Why Zig is perfect for this
I’ve written Zig daily for over a year (teru is 37K lines). Here’s what makes it ideal for a compositor:
C interop is native. wlroots is a C library. In Rust, you’d spend weeks writing safe wrappers or fighting unsafe blocks. In Zig, you declare extern "wlroots-0.18" fn wlr_scene_create() callconv(.c) ?*wlr_scene and call it. Same calling convention, same memory layout, zero overhead.
@Vector is first-class SIMD. @Vector(4, u32) processes 4 pixels per cycle. The compiler auto-fuses to 256-bit on AVX2. No intrinsics headers, no platform-specific code. One line works on SSE2, AVX2, and ARM NEON.
Comptime eliminates dead code. When you build teru without -Dcompositor=true, all 3,700 lines of compositor code vanish. The terminal binary is 1.6MB with zero wlroots dependency. The compositor binary is 1MB with wlroots linked. Both from the same codebase.
Explicit allocators. The allocator is a parameter, not a global. You can prove the render loop doesn’t allocate by reading the function signature. Try that in C++ with hidden copies and implicit new.
The hybrid rendering trick
Here’s the architectural decision that makes teruwm faster than Sway or Hyprland for terminal-heavy workflows:
Terminal panes use CPU rendering (SIMD, zero-copy into wlr_buffer). External windows use GPU compositing (wlroots scene graph). Each does what it’s best at.
GPU terminals upload textures 60 times per second. For a monospace grid where 2 cells change per frame, that’s absurd. CPU rendering avoids the upload entirely — the pixels are already in the right memory.
For compositing (blending 5-10 surfaces), GPU is better. wlroots handles this with damage tracking — only re-composite changed regions.

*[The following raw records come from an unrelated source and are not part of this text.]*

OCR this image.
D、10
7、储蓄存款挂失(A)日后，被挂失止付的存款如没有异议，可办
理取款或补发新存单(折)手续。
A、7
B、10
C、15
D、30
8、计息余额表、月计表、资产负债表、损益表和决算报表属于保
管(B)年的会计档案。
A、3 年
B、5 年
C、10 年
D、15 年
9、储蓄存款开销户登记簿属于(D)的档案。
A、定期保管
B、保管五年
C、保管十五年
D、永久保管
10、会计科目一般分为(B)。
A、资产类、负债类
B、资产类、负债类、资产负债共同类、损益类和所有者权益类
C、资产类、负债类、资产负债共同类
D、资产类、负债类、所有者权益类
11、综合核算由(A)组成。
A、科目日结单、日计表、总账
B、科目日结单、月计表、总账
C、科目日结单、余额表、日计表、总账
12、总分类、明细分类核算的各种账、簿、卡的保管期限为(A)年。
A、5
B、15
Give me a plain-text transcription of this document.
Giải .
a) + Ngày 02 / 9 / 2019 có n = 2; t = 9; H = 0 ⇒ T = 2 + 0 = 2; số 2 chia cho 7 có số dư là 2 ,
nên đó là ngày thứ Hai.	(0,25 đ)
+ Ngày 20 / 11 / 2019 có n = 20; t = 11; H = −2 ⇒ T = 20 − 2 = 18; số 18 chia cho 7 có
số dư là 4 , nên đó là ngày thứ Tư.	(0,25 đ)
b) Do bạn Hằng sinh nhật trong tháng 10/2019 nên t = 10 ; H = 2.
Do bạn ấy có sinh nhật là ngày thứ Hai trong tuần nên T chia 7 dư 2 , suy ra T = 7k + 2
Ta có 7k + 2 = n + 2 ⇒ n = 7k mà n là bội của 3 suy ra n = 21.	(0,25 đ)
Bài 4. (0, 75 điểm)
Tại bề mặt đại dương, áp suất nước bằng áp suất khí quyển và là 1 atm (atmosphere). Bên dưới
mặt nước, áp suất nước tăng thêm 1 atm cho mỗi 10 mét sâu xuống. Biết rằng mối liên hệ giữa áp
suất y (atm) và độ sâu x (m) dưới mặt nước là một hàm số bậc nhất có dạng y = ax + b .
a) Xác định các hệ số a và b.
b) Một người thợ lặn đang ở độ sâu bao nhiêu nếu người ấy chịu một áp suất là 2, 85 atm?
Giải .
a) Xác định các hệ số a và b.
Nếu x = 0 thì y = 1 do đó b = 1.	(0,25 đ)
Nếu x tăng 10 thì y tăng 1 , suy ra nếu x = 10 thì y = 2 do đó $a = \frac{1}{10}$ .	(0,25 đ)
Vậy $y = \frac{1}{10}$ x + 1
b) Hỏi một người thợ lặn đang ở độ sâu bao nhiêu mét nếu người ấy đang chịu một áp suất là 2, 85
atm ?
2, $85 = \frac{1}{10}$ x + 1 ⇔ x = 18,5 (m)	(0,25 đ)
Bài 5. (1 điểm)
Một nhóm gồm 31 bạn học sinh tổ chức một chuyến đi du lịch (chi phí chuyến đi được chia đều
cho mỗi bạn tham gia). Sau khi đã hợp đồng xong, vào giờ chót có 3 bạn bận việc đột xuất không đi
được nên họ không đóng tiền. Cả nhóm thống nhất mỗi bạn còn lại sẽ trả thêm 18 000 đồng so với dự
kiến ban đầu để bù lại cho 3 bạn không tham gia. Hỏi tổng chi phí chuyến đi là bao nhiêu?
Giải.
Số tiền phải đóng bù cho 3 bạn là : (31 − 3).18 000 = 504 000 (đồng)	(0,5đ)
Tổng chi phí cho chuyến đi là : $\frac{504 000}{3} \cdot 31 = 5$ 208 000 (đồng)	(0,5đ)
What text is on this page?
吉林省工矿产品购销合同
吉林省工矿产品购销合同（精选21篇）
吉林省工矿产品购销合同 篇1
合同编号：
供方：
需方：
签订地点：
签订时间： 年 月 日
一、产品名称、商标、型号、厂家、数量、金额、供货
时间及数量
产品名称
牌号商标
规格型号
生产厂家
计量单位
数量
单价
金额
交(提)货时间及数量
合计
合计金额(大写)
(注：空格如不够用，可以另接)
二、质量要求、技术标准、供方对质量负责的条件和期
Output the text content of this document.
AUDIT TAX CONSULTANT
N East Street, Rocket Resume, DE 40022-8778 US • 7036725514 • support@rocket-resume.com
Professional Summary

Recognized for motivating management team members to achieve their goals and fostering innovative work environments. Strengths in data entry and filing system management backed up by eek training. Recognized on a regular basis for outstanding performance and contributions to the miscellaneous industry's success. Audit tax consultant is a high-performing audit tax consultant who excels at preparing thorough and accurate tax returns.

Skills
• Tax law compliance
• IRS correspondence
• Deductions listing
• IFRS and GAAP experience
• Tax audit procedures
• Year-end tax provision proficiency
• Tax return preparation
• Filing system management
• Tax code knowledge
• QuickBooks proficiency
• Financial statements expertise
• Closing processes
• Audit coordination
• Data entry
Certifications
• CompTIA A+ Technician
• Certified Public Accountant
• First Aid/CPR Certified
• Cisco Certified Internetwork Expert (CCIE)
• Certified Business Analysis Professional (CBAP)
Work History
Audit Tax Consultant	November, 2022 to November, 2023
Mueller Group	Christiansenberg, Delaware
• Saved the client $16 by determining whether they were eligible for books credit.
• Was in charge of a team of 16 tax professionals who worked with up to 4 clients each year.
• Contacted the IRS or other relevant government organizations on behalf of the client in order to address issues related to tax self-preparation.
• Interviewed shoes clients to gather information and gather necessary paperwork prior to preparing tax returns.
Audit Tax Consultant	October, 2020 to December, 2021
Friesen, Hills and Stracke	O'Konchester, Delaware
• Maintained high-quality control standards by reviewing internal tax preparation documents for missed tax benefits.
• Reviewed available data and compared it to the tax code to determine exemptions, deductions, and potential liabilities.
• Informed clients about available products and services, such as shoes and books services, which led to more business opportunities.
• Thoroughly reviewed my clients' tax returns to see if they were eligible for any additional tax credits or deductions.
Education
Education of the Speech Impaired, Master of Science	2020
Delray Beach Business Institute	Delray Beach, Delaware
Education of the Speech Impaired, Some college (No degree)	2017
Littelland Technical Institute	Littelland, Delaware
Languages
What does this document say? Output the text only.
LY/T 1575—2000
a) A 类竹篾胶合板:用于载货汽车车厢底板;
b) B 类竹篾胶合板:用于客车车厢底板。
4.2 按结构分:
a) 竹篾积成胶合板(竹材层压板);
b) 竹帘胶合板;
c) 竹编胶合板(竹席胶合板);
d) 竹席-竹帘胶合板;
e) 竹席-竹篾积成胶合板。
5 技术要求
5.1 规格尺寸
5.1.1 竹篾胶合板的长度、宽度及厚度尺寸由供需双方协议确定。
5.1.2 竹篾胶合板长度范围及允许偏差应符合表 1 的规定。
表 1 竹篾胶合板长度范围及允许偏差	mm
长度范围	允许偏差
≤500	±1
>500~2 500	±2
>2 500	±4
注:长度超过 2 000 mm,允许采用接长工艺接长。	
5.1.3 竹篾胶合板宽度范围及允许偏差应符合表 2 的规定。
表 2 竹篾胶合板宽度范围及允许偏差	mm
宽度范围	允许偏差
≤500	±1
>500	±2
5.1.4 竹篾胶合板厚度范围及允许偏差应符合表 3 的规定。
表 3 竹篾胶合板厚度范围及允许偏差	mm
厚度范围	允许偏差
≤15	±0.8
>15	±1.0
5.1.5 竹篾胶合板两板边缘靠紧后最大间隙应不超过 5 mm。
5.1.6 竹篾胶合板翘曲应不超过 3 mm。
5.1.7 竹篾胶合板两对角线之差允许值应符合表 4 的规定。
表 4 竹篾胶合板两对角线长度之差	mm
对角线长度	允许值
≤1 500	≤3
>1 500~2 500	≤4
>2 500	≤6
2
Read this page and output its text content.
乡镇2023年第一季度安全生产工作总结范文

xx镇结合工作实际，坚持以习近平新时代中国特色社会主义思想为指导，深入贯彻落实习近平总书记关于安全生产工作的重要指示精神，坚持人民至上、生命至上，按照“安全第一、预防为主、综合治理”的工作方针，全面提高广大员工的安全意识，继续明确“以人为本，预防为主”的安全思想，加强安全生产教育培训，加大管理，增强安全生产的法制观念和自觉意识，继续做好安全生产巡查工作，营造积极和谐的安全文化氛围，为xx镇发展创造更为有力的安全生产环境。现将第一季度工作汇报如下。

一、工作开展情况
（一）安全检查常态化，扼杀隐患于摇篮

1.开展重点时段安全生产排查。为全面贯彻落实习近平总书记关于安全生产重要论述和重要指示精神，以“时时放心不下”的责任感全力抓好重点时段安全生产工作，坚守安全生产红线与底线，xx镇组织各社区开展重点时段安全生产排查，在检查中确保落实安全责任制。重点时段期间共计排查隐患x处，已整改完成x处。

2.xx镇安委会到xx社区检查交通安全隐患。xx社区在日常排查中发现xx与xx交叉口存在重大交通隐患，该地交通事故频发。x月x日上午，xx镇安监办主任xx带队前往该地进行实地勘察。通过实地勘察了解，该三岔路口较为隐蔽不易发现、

When a terminal pane is fullscreen (monocle layout), the compositor can bypass GPU entirely: the DRM subsystem displays the CPU buffer directly. Zero GPU involvement. This is the fastest possible path from keystroke to photon.
What I’m using right now
I tested teruwm on my ultrawide (2560×1080) from a TTY. It starts in ~50ms, renders 365×77 terminal cells, and handles workspace switching, pane spawning, and layout cycling without a single crash (after fixing some bounds errors on the first attempt).
The XMonad config I’m replacing has 1,242 lines of Haskell. The teruwm config is a flat key=value file:
# ~/.config/teruwm/config
gap = 8
[bar.top]
left = {workspaces}
center = {title}
right = {clock}
[bar.bottom]
left = {mem}
right = {exec:2:sensors | grep Tctl | awk '{print $2}'}
[rules]
Chromium = 2
Steam = 7
No recompile. Hot-reloadable. And the built-in launcher (Super+D) scans $PATH once on startup and filters 3,600 executables in real-time as you type — no rofi, no dmenu, no external process.
What’s next
teruwm is usable but not daily-drivable yet. I still need:
- Reliable keyboard layout switching (Dvorak + Ukrainian via XKB)
- Layer shell for third-party panels (if anyone insists on waybar)
- io_uring for the standalone terminal’s event loop
- Row-level dirty tracking (currently re-renders entire grid on any cell change)
The terminal (teru) and compositor (teruwm) are two packages from one repo. Install just the terminal if you don’t need the WM. Install teruwm if you want the whole stack. Both are MIT-licensed.